Government Senator Don Wehby, has reiterated his call for the Government to implement measures that will ensure that the country’s US$1 billion (J$155 billion) annual food import bill is cut in half by 2030.
“We need to create the policies, the environment and incentives to achieve this objective. This will require investing heavily in agriculture and agro-processing by ensuring our farmers have good crop insurance and technical training to mass produce certain crops. Our farmers need the support to access technical training and to think big and think new technology, and processes, and they need access to credit to increase their productivity through mass production of certain crops,” Wehby said.
He was speaking in the Senate on Friday, during his contribution to the debate on the Agricultural Loan Societies and Approved Organisations Regulations, 2021.
Wehby, the Chief Executive Officer of food conglomerate, GraceKennedy, expressed that the regulations that will guide the principal Act “will provide that support”.
He noted that Jamaica’s food import bill was US$1 billion in 2019 and $900 million in 2020 with 44 per cent of those imports coming from the United States in 2019 and 32 per cent from the same country in 2020.
“So, over the two-year period not much has changed,” he lamented.
“Although the legislation has taken a long time in coming it is more important than ever for us to have it in place to support the operation of the primary legislation. Taken together the Act and the regulations will be one of several initiatives to enhance the country’s economic recovery from the COVID-19 pandemic and support the growth of the agriculture sector,” he said.
Wehby shared that he strongly believes in the ability of the sector to spur economic growth and enhance food security while contributing to poverty reduction.
“To achieve these goals our agriculture sector must be robust and modernised to first world standards. This requires increasing production in agriculture through raising productivity levels through comprehensive training of our farmers, prioritising our small farmers so they can become big one day, and creating sustainable value-added food products,” said Wehby.
The government senator said priority must be placed on increasing exports of produce, including mangoes, breadfruit, processed ackees and sweet potatoes.
“I am seeing where there is a demand for processed green jackfruit. The Jamaica brand is very strong, and we must leverage it so the whole country can benefit,” he told the Senate.
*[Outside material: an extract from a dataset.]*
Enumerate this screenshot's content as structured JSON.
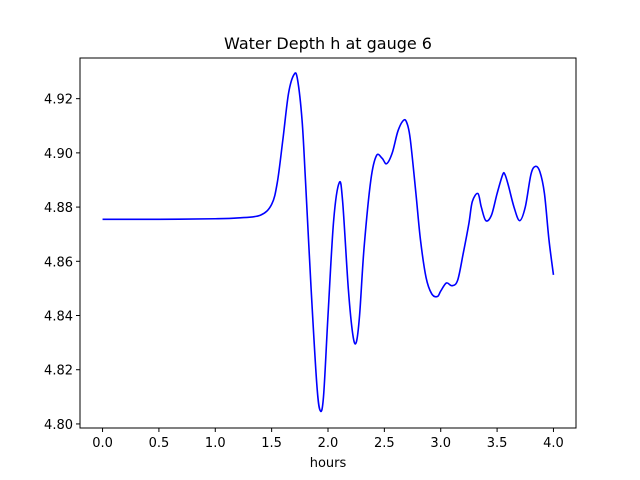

Additionally, Wehby said steps must be taken to modernise the Agricultural Marketing Corporation to become a primary distribution and marketing agent for all farmers including for export. He also said private-public partnerships are crucial to the development of the sector.
coupled with other initiatives by the Ministry of Agriculture and Fisheries, will change the face of agriculture in Jamaica and enable us to reduce our US$1 billion food import bill and Caricom’s (Caribbean Community) US$5 billion bill.
“Jamaica can become a powerhouse in agricultural food exports,” Wehby added.